What happens when you identify a risk?
At first a flag goes up and we would intensify surveillance in that area. But we don’t know what we are looking for so we have to use techniques that allow us to spot anything out of the ordinary that might be there. One of the most powerful techniques we have for doing that at the moment is metagenomics.
‘We want to be able to see these diseases coming ... by taking a different approach.’ Prof Marion Koopmans, Erasmus University Medical Centre, the Netherlands
What is metagenomics and why is it so useful?
It is exactly what the Chinese used when they started seeing patients with unknown pneumonia. None of the usual diagnostics were either negative or not clear, so they carried out metagenomic analysis on samples from those patients.
This is where you look at all the genetic material that is there. You might find five to ten million pieces of genetic material from all sorts of bacteria and viruses, and then you compare this with samples from healthy people. You are looking for something that stands out as unusual. This is how they first discovered the new coronavirus.
How is VEO now contributing to the global effort against the coronavirus?
We are doing a lot of work translating the genetic data we have about the virus into tools we can use against it. One part of that is using it to develop rapid diagnostic tests and particularly the phylogeny (how the virus mutates as it spread) which is a critical tool in trying to understand how widespread the virus is and if there might be some level of immunity in the population already.
We are trying to use it to also understand why children are not getting as sick as older people.

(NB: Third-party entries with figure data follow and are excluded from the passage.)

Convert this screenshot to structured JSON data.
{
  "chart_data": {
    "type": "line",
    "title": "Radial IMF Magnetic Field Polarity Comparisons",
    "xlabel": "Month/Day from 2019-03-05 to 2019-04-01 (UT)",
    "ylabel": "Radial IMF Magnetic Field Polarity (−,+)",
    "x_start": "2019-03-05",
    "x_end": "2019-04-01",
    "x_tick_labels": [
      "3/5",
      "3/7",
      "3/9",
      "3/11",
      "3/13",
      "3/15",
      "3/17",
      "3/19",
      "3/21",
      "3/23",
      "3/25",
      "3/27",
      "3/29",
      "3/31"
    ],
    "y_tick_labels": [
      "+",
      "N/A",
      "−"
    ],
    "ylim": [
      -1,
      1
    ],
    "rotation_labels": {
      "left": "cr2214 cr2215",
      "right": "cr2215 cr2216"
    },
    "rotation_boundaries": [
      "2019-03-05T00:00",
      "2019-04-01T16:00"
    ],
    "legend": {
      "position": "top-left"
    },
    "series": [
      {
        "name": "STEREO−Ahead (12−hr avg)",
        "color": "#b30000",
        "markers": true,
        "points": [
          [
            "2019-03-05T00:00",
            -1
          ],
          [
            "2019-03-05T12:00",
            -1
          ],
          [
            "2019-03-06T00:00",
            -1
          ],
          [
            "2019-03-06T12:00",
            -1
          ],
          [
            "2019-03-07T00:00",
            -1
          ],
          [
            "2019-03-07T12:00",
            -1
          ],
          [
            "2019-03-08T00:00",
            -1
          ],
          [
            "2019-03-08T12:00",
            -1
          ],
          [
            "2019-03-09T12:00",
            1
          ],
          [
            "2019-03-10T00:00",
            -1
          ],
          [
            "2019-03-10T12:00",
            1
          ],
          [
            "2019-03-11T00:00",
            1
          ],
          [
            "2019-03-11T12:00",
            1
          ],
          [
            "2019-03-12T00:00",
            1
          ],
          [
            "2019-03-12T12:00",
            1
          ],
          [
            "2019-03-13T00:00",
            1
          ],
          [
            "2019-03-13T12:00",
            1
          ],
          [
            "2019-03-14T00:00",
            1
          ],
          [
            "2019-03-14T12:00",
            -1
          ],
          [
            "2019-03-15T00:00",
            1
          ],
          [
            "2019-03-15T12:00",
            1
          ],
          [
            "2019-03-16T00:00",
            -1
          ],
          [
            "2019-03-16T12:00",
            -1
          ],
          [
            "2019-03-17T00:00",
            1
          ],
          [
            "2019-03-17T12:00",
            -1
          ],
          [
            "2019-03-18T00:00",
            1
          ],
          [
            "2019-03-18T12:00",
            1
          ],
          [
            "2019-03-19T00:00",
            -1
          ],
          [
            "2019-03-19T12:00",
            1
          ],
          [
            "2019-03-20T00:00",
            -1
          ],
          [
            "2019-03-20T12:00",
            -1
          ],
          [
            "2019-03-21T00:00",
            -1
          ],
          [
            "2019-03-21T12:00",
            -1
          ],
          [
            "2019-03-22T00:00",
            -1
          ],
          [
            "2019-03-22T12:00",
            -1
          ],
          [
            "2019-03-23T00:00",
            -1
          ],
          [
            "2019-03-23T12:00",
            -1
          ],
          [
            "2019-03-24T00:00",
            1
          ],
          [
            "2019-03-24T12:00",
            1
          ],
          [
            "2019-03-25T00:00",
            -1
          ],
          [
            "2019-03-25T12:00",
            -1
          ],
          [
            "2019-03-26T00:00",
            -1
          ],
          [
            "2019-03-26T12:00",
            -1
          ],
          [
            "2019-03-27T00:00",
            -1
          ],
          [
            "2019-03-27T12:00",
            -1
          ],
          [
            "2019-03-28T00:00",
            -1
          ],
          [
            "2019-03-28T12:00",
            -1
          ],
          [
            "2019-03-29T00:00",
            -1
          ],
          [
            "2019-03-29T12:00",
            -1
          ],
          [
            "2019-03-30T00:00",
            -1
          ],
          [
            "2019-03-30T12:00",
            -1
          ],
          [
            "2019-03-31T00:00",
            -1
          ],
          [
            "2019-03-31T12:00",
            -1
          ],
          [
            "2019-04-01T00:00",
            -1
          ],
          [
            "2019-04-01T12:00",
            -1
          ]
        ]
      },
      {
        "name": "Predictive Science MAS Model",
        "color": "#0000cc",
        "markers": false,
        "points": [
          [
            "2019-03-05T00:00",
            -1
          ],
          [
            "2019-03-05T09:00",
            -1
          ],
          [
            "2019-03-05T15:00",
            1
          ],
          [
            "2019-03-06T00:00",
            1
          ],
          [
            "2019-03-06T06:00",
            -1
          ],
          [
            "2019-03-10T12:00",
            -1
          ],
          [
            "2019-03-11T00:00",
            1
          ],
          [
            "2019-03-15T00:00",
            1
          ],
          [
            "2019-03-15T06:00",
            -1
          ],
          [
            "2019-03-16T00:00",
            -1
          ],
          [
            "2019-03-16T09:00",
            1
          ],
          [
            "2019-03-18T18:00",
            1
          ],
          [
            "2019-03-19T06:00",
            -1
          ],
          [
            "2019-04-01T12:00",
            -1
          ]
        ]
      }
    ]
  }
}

We are also tracking the diversity of the virus as it spreads around the world.
A third element is also trying to work with social media – we have digital epidemiologists who are trying to track Twitter feeds to understand how the disease might be spreading from new reports, for example. This has been overwhelming though because of the sheer volume of information now being shared.
We are using neural networks to analyse what is driving the information and where the reliable information is coming from. One of the first reports about the coronavirus outbreak was about an unknown disease in a Chinese newspaper. This is the sort of thing we are now trying to pick up. And of course, we are also trying to predict what the next emerging disease will be.
How close are you to being able to do that?
The project is only in its first few months, but we know that outbreak events like these are likely to become more common in the future because of the growing human population, changing climate and land use change happening around the world.
Diseases like Nipah virus (which is spread by bats and can pass to humans from infected pigs) and other bat-borne respiratory and neurotropic infections are of particular concern.
Tackling these diseases is an Apollo programme for our time in terms of the effort, technology and scale of what is required. If we can bring the detection process forward so we can spot outbreaks coming, we can move very fast against them, track them and develop vaccines to keep them under control.